May 20th, 2010 by Chestykins Posted in Art Scene, Graffiti, New York City, Street Art | No Comments »
Obviously, it is the nature of street art to be impermanent - it is art born of vandalism and it will be vandalized.
In my opinion, however, there's a big difference between contributing to an existing piece, adding to it creatively, or even covering it (creatively) to make way for a new thought or idea, and obnoxiously spraying a bland tag over the entire thing.

People hate Shepard Fairey. They think he's a sell out, they think he's a plagarist, they think he's a hack. Whatever they think, they hate him for it and they're downright giddy when his stuff gets bombed. Sometime in the early morning hours of Sunday, May 15th, Fairey's These Parties Disgust Me mural, which was pasted up over a faux wall on Houston Street at the end of last month, was tagged.
It's not the first time someone has taken aim at the piece - before the pasting was even complete, it had been tagged. A brick was tossed through it and a portion of it was kicked in before the artist's Mayday show opened on May 1st. With Fairey hoping to keep the mural relatively in tact until the show opening, the mural was repaired and cleaned soon after each incident, however, with the month almost over and the show's run coming to an end, the wall is now fair game to taggers and Shep haters alike.
I know why people don't like Shepard Fairey, but I don't really understand it, or the need to purposefully destroy his work. He's a commercial artist now, yes. Absolutely. He makes money, he sells work, and yes, his work is, more often than not, derivative of other people's or a reinterpreation of a photograph. I don't really see it as plagiarism, though. Plagiary, to me, would be him taking someone else's work outright, unaltered, pasting it up and calling it his own - that's really not what this guy does.
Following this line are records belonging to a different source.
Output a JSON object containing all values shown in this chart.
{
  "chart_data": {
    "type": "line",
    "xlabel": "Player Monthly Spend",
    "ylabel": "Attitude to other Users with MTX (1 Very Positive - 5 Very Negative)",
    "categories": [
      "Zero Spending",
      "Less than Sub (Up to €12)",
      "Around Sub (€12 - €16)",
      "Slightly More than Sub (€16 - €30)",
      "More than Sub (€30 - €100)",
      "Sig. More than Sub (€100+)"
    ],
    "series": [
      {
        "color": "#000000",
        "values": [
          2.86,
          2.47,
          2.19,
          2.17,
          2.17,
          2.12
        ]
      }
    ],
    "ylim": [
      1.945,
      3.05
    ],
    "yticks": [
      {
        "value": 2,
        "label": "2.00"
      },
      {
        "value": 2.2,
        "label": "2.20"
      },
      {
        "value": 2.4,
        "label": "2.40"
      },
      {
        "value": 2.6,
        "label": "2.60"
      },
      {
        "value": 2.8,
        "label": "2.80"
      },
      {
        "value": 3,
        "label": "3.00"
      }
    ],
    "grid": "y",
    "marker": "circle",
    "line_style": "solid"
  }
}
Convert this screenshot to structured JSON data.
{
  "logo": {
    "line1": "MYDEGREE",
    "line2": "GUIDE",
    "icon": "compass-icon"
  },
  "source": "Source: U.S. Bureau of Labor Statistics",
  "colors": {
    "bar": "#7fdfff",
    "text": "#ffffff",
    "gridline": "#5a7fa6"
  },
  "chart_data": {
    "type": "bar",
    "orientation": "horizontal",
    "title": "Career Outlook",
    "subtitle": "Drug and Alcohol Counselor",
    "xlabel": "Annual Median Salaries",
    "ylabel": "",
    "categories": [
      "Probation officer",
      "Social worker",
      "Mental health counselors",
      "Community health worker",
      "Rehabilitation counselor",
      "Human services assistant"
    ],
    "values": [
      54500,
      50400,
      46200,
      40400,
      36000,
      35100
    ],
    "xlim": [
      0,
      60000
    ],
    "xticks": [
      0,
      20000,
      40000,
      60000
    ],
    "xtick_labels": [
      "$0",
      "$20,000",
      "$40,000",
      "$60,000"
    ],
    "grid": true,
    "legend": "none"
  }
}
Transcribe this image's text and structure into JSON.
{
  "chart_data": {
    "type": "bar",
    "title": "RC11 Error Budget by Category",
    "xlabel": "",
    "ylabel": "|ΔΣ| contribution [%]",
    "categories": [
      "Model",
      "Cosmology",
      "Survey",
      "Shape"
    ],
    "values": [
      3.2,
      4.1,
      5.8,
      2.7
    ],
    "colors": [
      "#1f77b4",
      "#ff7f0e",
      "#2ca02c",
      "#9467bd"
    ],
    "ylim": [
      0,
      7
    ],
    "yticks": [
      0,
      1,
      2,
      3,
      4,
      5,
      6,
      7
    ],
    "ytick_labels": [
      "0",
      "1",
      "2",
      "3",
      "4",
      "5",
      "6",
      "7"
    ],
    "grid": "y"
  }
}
Fairey's work has a very definitive style to it. It's a combination of formats and looks and often speaks to an idea that the original work was not intended for. He's not tearing pages out of books and throwing them up on walls, he's creating something new from something existing. All art comes from somewhere or something else. How we see it is, of course, extremely subjective. For example: To me, all tags look generally the same. Bubble letters or graffiti scrawl. Thousands of tags and maybe.... 3-4 styles of actual tag. One could really make the argument that taggers are just copying each other over and over again and just swapping out names. It's not very artistic. It's nothing new or interesting. It doesn't take much thought.
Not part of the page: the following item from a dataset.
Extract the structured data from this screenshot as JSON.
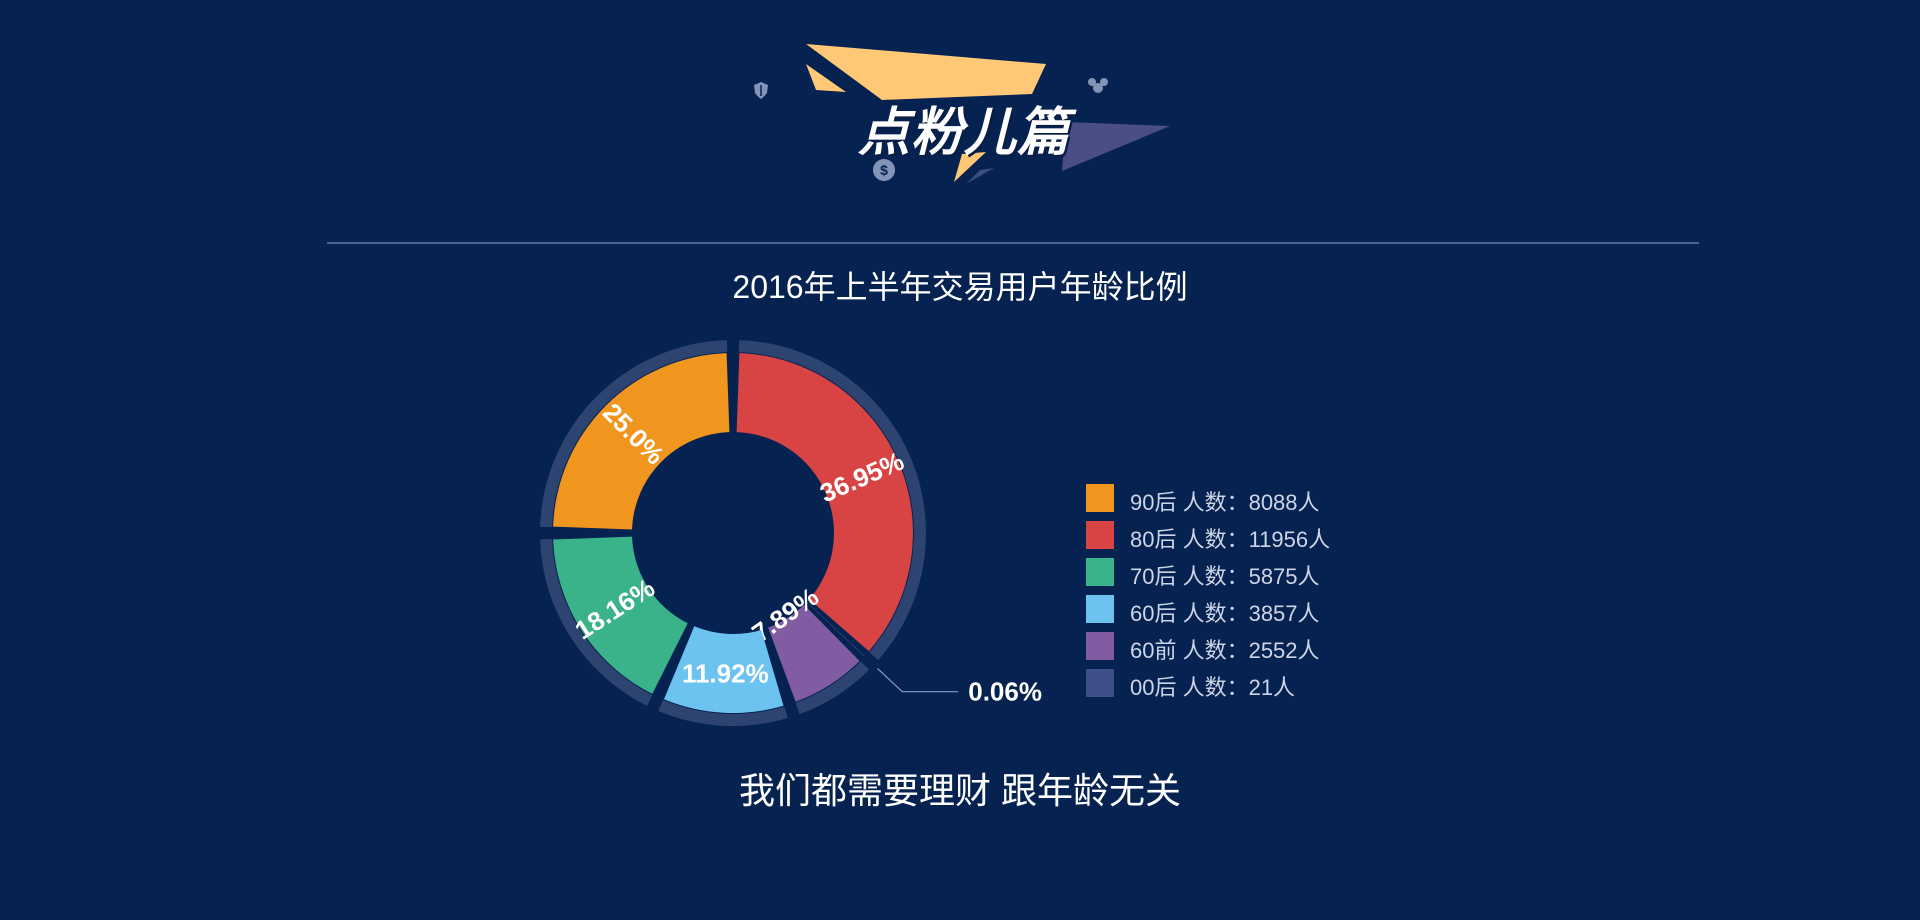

The Mayday mural was a nice piece. Fairey himself said that he hoped it would remain there for some time and become a collaborative work, which could have been really cool. Throwing a huge, nasty looking tag over it, though... I just don't see the point, the artistry, or the statement in that. I could ramble about this for a long time, and I won't even get into what happened to the four NYC Banksy's, but my main point is mostly that it sucks to see something destroyed out of spite. Let it go, people.